The work-around I discovered was simple:
I removed the vib (‘lsiprovider’) and rebooted the host. And hey presto, I could easily push the SSD and H200 controller north of 4.000 iops with sub 10ms latency without any issue, which is pretty good in my view, and it certainly is a substantial improvement from the latency spikes and horribly low iops before. After a couple of hours of testing and monitoring, the previously mentioned issues seem to have completely disappeared by removing the SMI-S provider.
I have asked LSI and some guys inside VMware if they have any more information on this, but it’s hard to uncover any more information.
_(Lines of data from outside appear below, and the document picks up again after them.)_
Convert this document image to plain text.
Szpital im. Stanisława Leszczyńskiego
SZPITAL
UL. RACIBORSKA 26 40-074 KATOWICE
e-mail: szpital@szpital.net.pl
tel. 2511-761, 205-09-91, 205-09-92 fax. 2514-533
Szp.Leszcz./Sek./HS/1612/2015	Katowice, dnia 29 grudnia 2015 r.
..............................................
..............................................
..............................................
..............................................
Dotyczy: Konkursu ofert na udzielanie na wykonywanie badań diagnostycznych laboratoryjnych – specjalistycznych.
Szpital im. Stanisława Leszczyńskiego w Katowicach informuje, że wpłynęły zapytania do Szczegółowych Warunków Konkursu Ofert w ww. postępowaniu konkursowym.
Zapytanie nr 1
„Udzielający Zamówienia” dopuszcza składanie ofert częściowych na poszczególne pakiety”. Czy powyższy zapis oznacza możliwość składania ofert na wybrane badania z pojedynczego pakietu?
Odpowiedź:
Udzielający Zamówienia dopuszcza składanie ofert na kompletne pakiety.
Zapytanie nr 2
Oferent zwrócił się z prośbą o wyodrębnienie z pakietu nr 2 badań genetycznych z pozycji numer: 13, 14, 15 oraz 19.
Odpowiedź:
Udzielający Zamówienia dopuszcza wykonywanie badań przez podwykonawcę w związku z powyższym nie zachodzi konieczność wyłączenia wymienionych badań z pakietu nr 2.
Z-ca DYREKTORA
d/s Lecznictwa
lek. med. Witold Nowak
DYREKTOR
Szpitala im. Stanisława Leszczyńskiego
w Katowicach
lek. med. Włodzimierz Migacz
LSI Support did get back to me, stating:
According to LSI Engineering department, this latency is caused by a bug in the hypervisor. The bug should be fixed in vSphere 5.1 Update 3 and 5.5 Update 2.
It seems this issue will be fixed in an upcoming release of vSphere, so I guess we need to use the work-around until then and hope the fix will actually make the 5.5 Update 2 release. I’m wondering if this issue is LSI-specific, or a more bug more widely affecting other SMI-S providers, too.
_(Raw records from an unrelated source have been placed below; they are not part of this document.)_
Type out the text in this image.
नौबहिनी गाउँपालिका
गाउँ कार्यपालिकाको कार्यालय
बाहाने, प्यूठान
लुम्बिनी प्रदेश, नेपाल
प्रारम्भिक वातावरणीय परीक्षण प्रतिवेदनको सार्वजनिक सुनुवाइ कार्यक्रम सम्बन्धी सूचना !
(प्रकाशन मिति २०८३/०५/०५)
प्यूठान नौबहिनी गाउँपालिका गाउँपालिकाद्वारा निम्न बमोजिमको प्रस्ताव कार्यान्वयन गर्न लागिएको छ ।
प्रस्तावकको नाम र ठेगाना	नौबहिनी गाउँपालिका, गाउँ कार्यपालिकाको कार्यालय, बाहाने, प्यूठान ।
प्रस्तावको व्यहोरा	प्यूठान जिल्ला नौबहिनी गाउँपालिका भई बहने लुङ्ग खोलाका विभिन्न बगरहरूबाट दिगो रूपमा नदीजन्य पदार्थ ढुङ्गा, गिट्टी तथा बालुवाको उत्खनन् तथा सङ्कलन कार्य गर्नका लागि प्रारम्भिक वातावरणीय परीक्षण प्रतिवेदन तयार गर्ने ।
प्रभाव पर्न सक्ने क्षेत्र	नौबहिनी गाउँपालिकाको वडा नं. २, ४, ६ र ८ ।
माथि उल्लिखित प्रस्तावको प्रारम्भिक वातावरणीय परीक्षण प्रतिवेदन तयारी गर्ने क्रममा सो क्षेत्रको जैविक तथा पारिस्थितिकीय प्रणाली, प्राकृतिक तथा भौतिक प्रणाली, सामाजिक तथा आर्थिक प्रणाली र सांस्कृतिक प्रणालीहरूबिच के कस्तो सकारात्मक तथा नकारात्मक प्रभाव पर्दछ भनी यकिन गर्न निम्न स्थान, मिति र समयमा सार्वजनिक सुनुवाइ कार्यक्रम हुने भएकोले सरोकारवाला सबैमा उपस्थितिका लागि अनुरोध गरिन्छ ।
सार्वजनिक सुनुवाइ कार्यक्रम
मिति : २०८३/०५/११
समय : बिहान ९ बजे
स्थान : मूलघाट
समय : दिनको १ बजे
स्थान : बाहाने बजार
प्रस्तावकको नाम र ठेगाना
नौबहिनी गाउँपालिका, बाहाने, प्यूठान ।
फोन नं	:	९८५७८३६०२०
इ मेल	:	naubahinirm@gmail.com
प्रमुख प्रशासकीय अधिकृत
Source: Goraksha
I’m having exactly the same issues. My ESXI hosts are updated to update 2, according to my update manager but when I install the latest lsi provider I still get terrible disk performance. Do you know if there is any update to this issue?
This should be fixed in ESXi5.5 Update 2:
“ESXi host might experience high I/O latency
When large CIM requests are sent to the LSI SMI-S provider on an ESXi host, high I/O latency might occur on the ESXi host due to poor storage.”
Not sure why you are still experiencing this issues. Are you running the latest version of the LSI SMI-S provider?
Stumbled across this post by accident while looking for something very different.
But as we use some vSphere 5.5 hosts with LSI’s “IR” adapters, and I know that they perform very poorly IO wise, I gave it a shot.
ESXi 5.5 build 2302651 (most recent as of today) is now 5-8x faster after removing the LSI provider. (installed was the most recent version available)
Hey Chris,
So basically, this bug persists even in the most recent build of ESXi? Have you tried updating the LSI provider to see if that helps at all?
I found a similar issue this week. I’m running esxi 6.0 update 1. Performance “as expected” under the poor h200. Running between 2-12 ms latency on the data store during OS boots, etc., but system is otherwise lightly used. Wanted storage health to show up in esxi. Installed the lsiprovider 500.04.V0.58-0006. I started a VM and thought an update had gone bad. After loading screen, system was sitting on black screen forever- 5-7 minutes before showing login screen. Found your post. Checked latency- averaging 150-200 ms. Hard drive lights had a very distinct “interrupted” pattern. Shutdown VMs, removed smis, back to normal.